Anyone who has ever had a meal plan on the University of Nebraska at Kearney campus can tell you the food defies the expectations set by a price tag that’s over $1,700. Part of the reason is because only a fraction of the more than $400 charged for each month of meals goes to Chartwells.

Approximately 1/3 or around $500-600 from each student’s meal plan goes to the university. That means only $1,100-1,200 of your money has to be divided between paying the staff and buying food — No wonder the food doesn’t taste like $1,700.

It’s an outrage right? Not exactly.

The university rents out its own kitchens, and dining areas, so it has a legitimate expectation of payment. In addition, the money from these meal plans has gone toward improving the student union and adding dining options like the café in the student union. Funding such facilities with money from the meal plans makes sense because these facilities are typically only frequented by those who have meal plans.
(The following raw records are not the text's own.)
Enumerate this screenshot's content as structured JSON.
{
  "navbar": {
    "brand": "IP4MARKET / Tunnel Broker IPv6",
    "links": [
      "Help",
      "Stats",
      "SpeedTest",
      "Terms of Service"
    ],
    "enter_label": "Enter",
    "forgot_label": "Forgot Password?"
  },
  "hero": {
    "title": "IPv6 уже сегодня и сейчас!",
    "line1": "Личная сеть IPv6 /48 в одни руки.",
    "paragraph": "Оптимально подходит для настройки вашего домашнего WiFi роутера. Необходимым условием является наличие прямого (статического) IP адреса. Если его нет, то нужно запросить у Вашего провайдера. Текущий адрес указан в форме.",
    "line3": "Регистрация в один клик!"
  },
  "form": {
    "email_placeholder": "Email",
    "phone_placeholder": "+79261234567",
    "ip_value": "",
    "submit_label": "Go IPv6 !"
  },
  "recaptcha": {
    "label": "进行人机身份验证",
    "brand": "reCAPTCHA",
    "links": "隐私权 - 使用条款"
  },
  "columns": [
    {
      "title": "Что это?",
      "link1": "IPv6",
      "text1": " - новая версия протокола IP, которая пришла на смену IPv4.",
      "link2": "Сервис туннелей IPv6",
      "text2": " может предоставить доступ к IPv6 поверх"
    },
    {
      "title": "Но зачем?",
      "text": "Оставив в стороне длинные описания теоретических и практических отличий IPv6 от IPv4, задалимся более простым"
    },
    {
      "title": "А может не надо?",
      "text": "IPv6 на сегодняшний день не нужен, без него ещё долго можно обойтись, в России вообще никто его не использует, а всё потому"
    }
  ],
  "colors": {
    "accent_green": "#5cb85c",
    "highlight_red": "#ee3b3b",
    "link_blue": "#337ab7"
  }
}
Even though the arrangement makes sense, it’s not the best option. Such high priced plans, which are more costly than plans at Nebraska University schools and state colleges, push students off campus because the campus residents are required to purchase them. In a time of declining state aid and rising tuition prices the university should look out for students’ already ransacked budgets.

By lowering the university’s cut of each meal plan to only what’s required for the upkeep of current dining facilities, the school may convince more students to stay on campus longer, instead of leaving campus residence halls dormant.